/zhenshchina_dagestana_magazine_parallel_corpus

Materials and code for making parallel corpus based on "Woman of Dagestan" magazine

Primary LanguageJupyter Notebook

"Ženščina Dagestana" (eng. "Woman of Dagestan") parallel corpus

Outline

"Ženščina Dagestana" is a magazine published in 7 languages spoken in Dagestan republic:

  • Avar
  • Dargin
  • Kumyk
  • Lak
  • Lezgian
  • Russian
  • Tabasaran

Versions in different languages have common stories, rubrics, and topics. Aim of this repository is to conveniently collect the available materials and make a parallel corpus out of it. New issues are coming out, they can be gradually added to the materials.

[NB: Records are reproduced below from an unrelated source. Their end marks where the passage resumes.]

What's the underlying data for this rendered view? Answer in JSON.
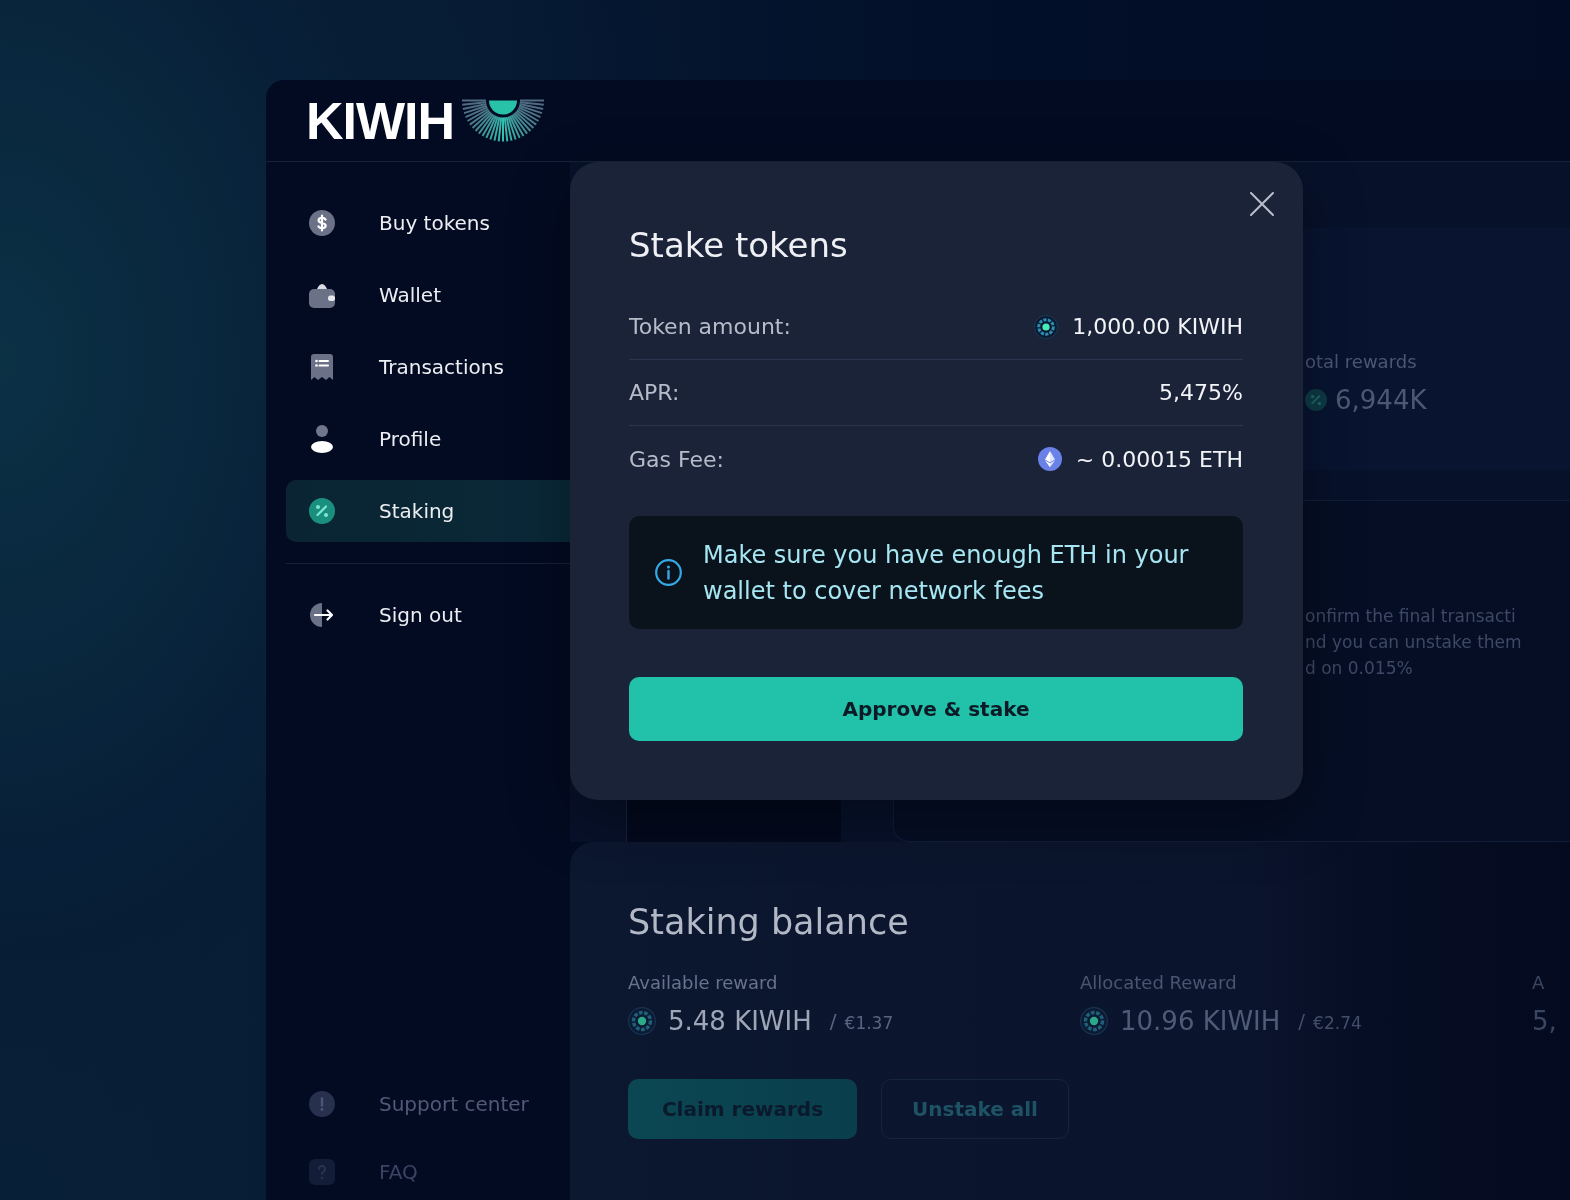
{
  "header": {
    "logo_text": "KIWIH"
  },
  "sidebar": {
    "items": [
      {
        "label": "Buy tokens",
        "selected": false
      },
      {
        "label": "Wallet",
        "selected": false
      },
      {
        "label": "Transactions",
        "selected": false
      },
      {
        "label": "Profile",
        "selected": false
      },
      {
        "label": "Staking",
        "selected": true
      }
    ],
    "sign_out": {
      "label": "Sign out"
    },
    "footer_items": [
      {
        "label": "Support center"
      },
      {
        "label": "FAQ"
      }
    ]
  },
  "background": {
    "stat": {
      "label": "otal rewards",
      "value": "6,944K"
    },
    "note_lines": [
      "onfirm the final transacti",
      "nd you can unstake them",
      "d on 0.015%"
    ]
  },
  "staking_balance": {
    "title": "Staking balance",
    "columns": [
      {
        "kind": "token",
        "label": "Available reward",
        "amount": "5.48 KIWIH",
        "separator": "/",
        "fiat": "€1.37"
      },
      {
        "kind": "token",
        "label": "Allocated Reward",
        "amount": "10.96 KIWIH",
        "separator": "/",
        "fiat": "€2.74"
      },
      {
        "kind": "plain",
        "label": "A",
        "amount": "5,"
      }
    ],
    "buttons": [
      {
        "kind": "primary",
        "label": "Claim rewards"
      },
      {
        "kind": "outline",
        "label": "Unstake all"
      }
    ]
  },
  "modal": {
    "title": "Stake tokens",
    "rows": [
      {
        "kind": "token",
        "label": "Token amount:",
        "value": "1,000.00 KIWIH"
      },
      {
        "kind": "plain",
        "label": "APR:",
        "value": "5,475%"
      },
      {
        "kind": "fee",
        "label": "Gas Fee:",
        "value": "~ 0.00015 ETH"
      }
    ],
    "notice": "Make sure you have enough ETH in your wallet to cover network fees",
    "button": "Approve & stake"
  }
}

Official page of the magazine, in Russian: https://женщинадагестана.рф

Files in the repository

  1. The gorjanka_magazine_scrapping.R script makes folders for 7 languages, parse html pages with magazine archive, and download PDFs of issues to the corresponding language folder.
  2. The text_extraction_tesseract.ipynb notebook holds tesseract-based OCR script transforming the magazine's PDFs into .txt files. There is also a piece of code collecting OCRed text to a table where texts presented on each page of magazines are presented in a parallel way.
  3. The parallel_texts_table.csv and parallel_texts_table.xlsx are products of the code in the .ipynb file. These are two versions of the same table where all the texts are collected and presented in a parallel way. Content of the table is as follows:
    • row_id: id of the row in the table
    • issue: unified id of the issue like "YYYY_N.pdf.txt" where 'YYYY' is the year of publishing and 'N' is the volume
    • page: number of the page in the issue
    • line: number of the line in the OCRed version of the issue (in the .txt file)
    • rus,avar,kumyk,lezg,tabas,darg,lak: line from the issue's version in the corresponding language
    • all_matching: boolean variable (True/False values) indicating whether a line is the same in all languages, can be convenient to skip uninteresting chunks of information.